Là encore, quelques traces de cultures. Un vieux pan d’escalier, debout contre le mur, soutenait un énorme kakis tout couvert de ses fruits oranges.

Fédor resta surpris. Il s’approcha tout près, mit ses deux mains de chaque côté de ses yeux pour rétrécir son objectif, se faire des oreillères enfermant la vision, et il demeura là, immobile, voulant l’illusion de jadis devant cet arbre reverdi par la nature immuable, impassible et féconde… ce pauvre arbre resté pareil au passé.

Fédor se sentit troublé, alors, par la présence soudaine de ce passé, par les effluves de la patrie qui lui arrivaient, plus puissants.

Oh ! l’air natal, comme il agissait sur lui !

Un fruit roula aux pieds du prince, un souffle de brise agita vers lui une branche chargée et Fédor prit un kakis en murmurant :

— Merci !

Le fruit était à point, sucré, exquis comme une succulente marmelade.

De la cour, le promeneur désolé redescendit vers les jardins en pente conduisant aux prairies, où s’élevait maintenant l’asile protecteur de mille orphelins.

On avait planté là des arbres à ombrages, on avait entouré l’asile de pelouses pour que le troupeau de vaches laitières nécessaires à l’alimentation des enfants pût paître librement. De grands espaces sablés permettaient aux petits pensionnaires de jouer sans danger.

À l’heure où venait le prince, tout l’extérieur était désert ; la vie matinale se résumait aux dortoirs.

Fédor entra en maître. Sur le seuil, il croisa une religieuse avec laquelle il échangea un salut et passa.

Des sœurs affairées sortaient de la salle de bains soutenant dans leurs bras des marmots enveloppés de laine blanche, leur petite tête émergeant avec des rires de bien-être, du flot mousseux et doux.

D’autres sœurs portaient de grands plateaux chargés de bols de lait.

Fédor poussa une porte..

Deux rangées de lit de cuivre, s’alignaient en vis-à-vis contre le mur peint en bleu clair, en enfilade immense.

Une bande de jeunes servantes, habillées de blanc, levaient les enfants, tout en leur parlant de puériles choses.

Au hasard, le prince s’approcha d’une couchette.

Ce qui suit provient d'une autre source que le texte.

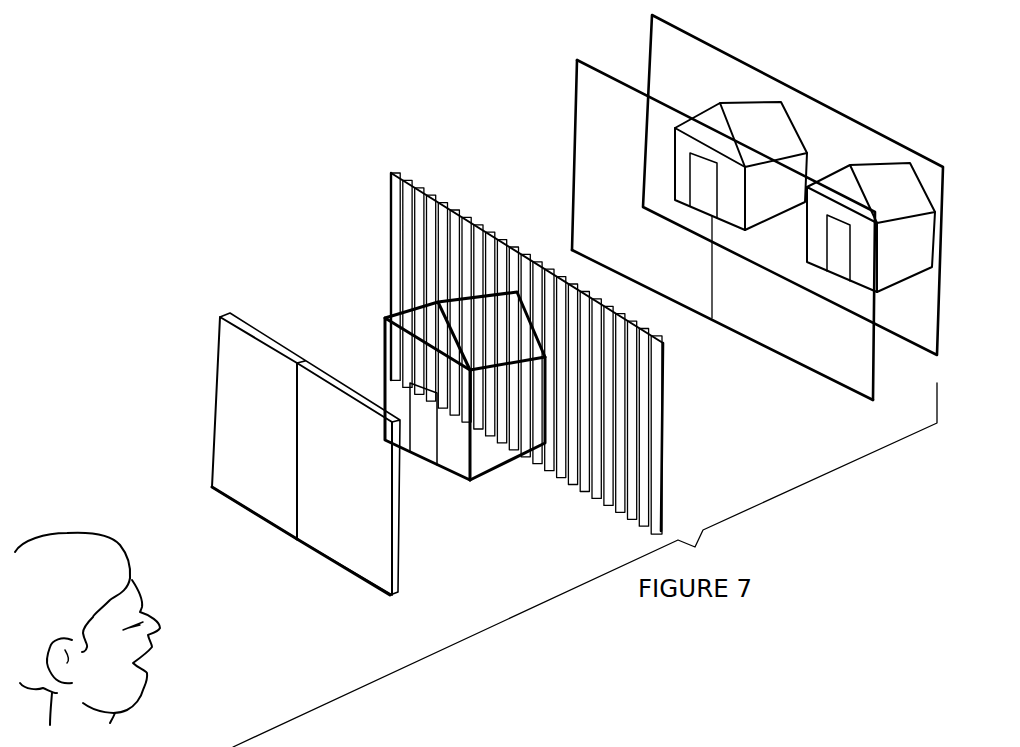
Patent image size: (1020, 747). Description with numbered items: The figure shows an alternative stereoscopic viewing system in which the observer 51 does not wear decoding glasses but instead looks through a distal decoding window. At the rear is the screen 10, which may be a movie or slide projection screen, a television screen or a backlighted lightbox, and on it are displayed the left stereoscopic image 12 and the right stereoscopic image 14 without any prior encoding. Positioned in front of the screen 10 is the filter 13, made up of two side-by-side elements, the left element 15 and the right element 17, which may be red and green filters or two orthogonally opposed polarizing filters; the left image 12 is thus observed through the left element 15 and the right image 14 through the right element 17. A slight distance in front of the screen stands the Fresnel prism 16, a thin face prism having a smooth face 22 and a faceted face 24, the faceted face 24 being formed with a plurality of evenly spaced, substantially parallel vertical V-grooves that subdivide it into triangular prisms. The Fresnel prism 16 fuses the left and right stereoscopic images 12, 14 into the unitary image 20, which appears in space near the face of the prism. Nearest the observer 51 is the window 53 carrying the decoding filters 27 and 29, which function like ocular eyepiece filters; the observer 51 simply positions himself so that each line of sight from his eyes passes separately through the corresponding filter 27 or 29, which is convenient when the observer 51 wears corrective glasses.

The screen 10 is at (748, 53).
The left stereoscopic image 12 is at (772, 122).
The right stereoscopic image 14 is at (900, 173).
The filter 13 is at (577, 112).
The left element 15 is at (587, 173).
The right element 17 is at (803, 342).
The Fresnel prism 16 is at (516, 362).
The smooth face 22 is at (663, 415).
The faceted face 24 is at (608, 487).
The unitary image 20 is at (457, 453).
The decoding filter 27 is at (252, 493).
The decoding filter 29 is at (353, 552).
The window 53 is at (400, 558).
The observer 51 is at (143, 673).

À sa vue, le bambin s’enfonça sous ses draps, mais Fédor palpa délicatement le petit corps à travers la couverture ; un rire partit aussitôt du fond de la cachette, deux bras jaillirent et se nouèrent au cou de l’arrivant :

— Bonjour, monseigneur !

Et partout, de tous les coins, s’éleva un appel joyeux, claironnant comme une musique aiguë, mais mitigée de respect :

— Monseigneur !… Monseigneur !…

Dans une salle suivante, il en rencontra de plus grands. Ceux-là déjeunaient autour de petites tables. La vue du bienfaiteur amena sur les physionomies un sourire de joie, non parce qu’ils comprenaient déjà le bien immense qu’ils lui devaient, mais parce que le beau visage attendri du prince, si bon et si simple avec eux, les captivait.

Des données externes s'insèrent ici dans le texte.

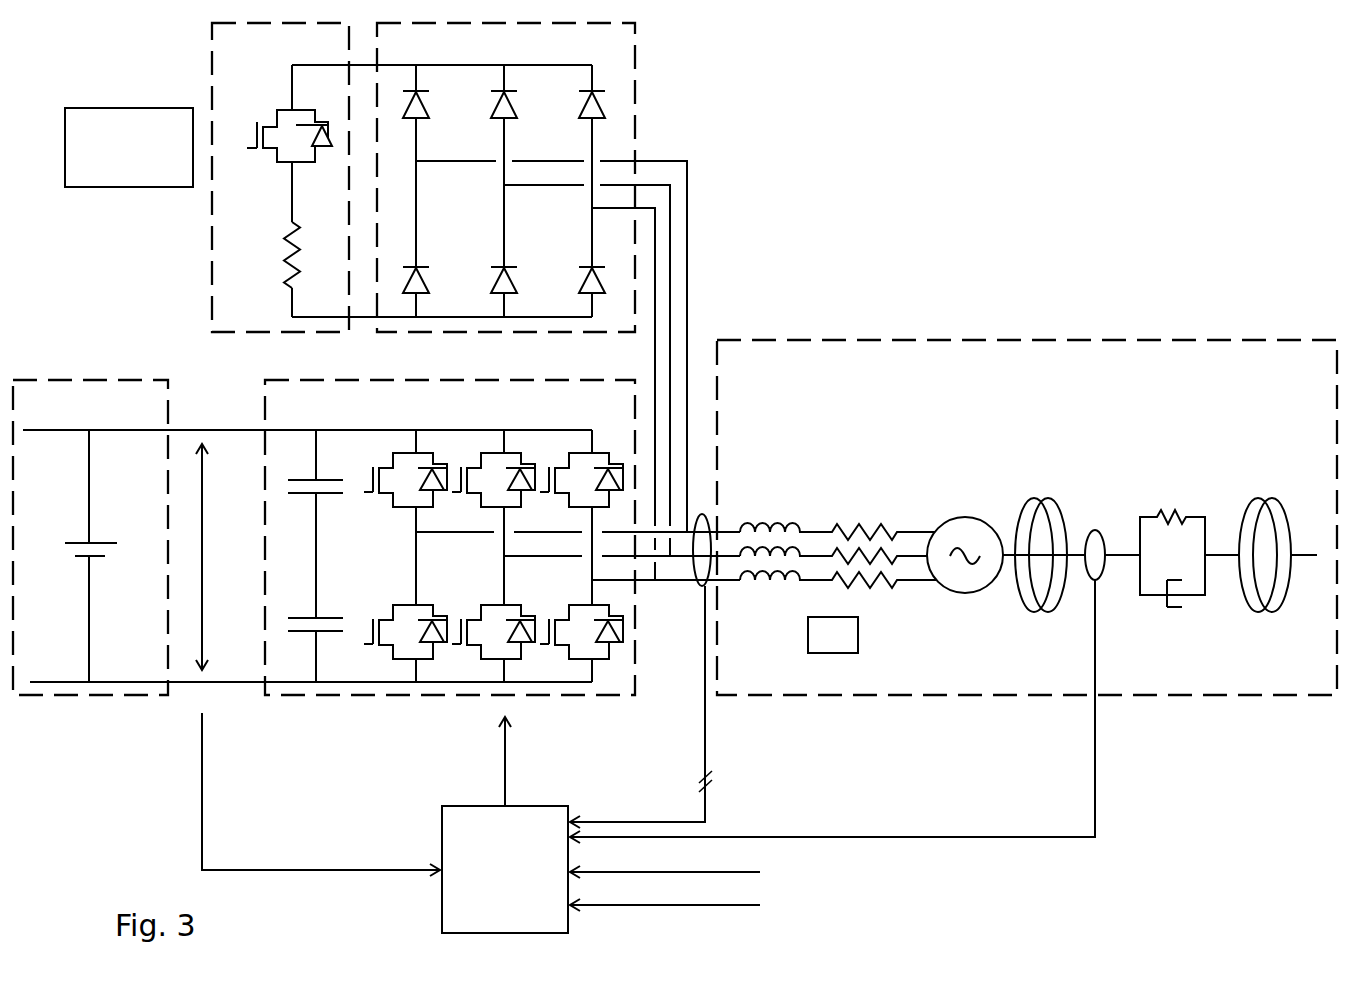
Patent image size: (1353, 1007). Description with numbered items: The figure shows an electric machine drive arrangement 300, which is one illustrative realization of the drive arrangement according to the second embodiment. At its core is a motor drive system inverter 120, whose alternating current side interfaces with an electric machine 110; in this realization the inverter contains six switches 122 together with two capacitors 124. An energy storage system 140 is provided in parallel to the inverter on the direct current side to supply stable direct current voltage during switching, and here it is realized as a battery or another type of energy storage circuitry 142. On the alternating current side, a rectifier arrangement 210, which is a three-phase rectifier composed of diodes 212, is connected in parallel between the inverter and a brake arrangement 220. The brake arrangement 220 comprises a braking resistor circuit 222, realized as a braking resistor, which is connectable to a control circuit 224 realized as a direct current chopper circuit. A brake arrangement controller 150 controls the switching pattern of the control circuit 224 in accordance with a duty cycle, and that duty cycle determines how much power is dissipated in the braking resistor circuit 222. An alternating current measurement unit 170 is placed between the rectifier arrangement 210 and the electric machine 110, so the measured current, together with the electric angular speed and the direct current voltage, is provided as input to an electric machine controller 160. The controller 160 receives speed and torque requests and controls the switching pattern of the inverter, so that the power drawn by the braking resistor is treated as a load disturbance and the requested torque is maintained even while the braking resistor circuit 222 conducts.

The electric machine 110 is at (1053, 376).
The motor drive system inverter 120 is at (502, 537).
The switches 122 is at (522, 458).
The capacitors 124 is at (360, 543).
The energy storage system 140 is at (302, 537).
The battery or other energy storage circuitry 142 is at (75, 548).
The brake arrangement controller 150 is at (107, 159).
The electric machine controller 160 is at (528, 880).
The alternating current measurement unit 170 is at (700, 590).
The rectifier arrangement 210 is at (532, 301).
The diodes 212 is at (427, 280).
The brake arrangement 220 is at (402, 177).
The braking resistor circuit 222 is at (291, 262).
The control circuit 224 is at (277, 160).
The electric machine drive arrangement 300 is at (970, 97).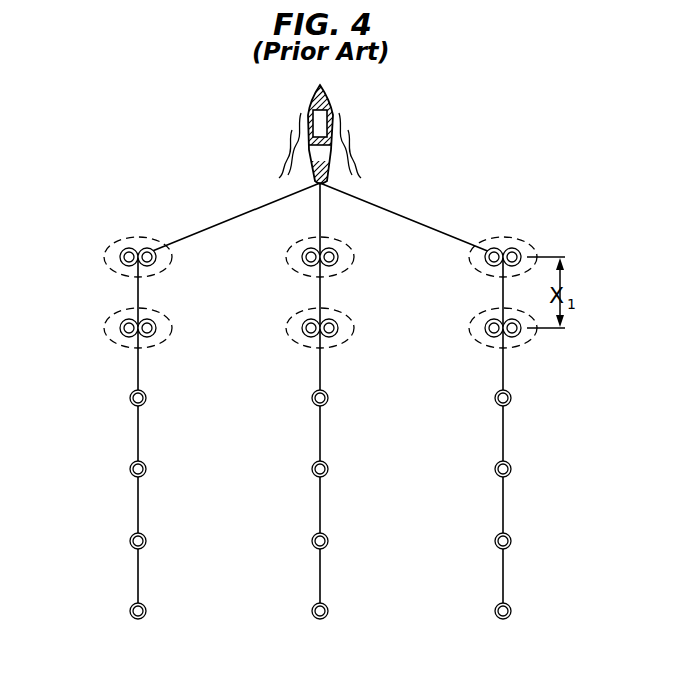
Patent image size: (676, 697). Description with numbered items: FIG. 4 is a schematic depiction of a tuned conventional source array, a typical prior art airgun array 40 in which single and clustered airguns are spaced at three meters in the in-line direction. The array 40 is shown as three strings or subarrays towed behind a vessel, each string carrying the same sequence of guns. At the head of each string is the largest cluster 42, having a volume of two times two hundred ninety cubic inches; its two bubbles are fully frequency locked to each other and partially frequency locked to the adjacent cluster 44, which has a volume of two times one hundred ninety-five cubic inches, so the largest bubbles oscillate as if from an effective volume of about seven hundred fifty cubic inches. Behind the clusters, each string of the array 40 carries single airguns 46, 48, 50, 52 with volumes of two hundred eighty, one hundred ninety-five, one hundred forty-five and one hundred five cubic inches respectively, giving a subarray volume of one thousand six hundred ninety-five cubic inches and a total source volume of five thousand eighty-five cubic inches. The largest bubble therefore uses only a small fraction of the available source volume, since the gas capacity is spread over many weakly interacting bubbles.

Fédor était en tout un charmeur. Même dans les actes sérieux auxquels l’obligeait souvent sa situation, il gardait toujours l’attraction, en quelque sorte magnétique, émanant de sa nature spéciale, élevée, toujours en harmonie avec l’ambiance.

La troisième série des enfants, ceux de douze à quinze ans, était déjà sortie. Ils jouaient et couraient en plein air avant de commencer le travail des ateliers respectifs, où ils apprenaient l’état destiné à leur permettre de subvenir plus tard à leurs besoins.

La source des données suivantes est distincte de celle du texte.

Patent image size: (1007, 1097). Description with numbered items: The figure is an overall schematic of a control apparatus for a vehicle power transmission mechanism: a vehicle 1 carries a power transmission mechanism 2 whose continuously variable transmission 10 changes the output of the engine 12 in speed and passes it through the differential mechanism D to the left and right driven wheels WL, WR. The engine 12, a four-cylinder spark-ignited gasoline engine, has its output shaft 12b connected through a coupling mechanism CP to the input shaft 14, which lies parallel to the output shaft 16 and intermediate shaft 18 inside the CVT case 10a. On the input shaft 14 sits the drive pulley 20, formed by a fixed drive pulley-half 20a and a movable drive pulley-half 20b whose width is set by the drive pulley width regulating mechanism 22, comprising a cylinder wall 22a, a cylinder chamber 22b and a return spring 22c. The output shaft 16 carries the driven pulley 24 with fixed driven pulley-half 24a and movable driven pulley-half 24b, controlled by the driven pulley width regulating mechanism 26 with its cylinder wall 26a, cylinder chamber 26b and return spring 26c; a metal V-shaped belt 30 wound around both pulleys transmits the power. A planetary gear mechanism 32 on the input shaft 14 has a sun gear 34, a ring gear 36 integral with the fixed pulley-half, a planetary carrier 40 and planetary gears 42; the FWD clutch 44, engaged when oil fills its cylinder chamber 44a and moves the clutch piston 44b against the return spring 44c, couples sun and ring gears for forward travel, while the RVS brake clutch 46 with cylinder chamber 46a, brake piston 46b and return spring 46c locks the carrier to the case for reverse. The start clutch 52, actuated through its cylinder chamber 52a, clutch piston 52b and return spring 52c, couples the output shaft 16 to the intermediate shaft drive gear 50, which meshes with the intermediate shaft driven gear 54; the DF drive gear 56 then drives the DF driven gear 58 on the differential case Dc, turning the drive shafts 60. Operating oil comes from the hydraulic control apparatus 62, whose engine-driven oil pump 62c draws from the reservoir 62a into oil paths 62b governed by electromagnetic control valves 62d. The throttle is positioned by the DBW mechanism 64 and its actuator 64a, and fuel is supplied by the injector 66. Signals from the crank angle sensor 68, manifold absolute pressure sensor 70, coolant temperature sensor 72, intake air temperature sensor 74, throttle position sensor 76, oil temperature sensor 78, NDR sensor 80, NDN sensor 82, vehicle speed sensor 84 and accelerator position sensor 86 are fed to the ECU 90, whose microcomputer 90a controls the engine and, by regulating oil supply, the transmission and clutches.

Avec ardeur, ils s’exerçaient aux barres et au footing.

Un coup de sifflet du surveillant les figea sur place, puis ils aperçurent le bienfaiteur et d’un élan coururent à lui, l’entourant, levant vers son visage leurs yeux naïfs, purs, confiants.

— Mes chers enfants, dit le prince Fédor, en caressant les joues des plus proches, vous aurez demain toute la journée congé. S’il y a parmi vous des punis, je fais grâce. Vous aurez au concours trimestriel de jolies récompenses. J’ai commandé des montres d’or avec de belles chaînes. Il faut tous en mériter pour emporter, en sortant d’ici, un objet qui vous marque les heures et vous rappelle sans cesse celles que vous avez passées dans cette maison… Quelques-uns d’entre vous ont-ils une confidence à me faire avant mon départ ?

— Moi ! cria un grand garçon d’environ quatorze ans, je vous attends depuis si longtemps, monseigneur !

— Viens, mon enfant. Suis-moi.

Le prince altier, autoritaire, le grand chef de l’ordre mondial de l’Étoile-Noire, le justicier implacable, s’en alla par le jardin, suivi de l’enfant, de l’orphelin, tout prêt à mettre dans ce petit cœur le baume dont il avait besoin…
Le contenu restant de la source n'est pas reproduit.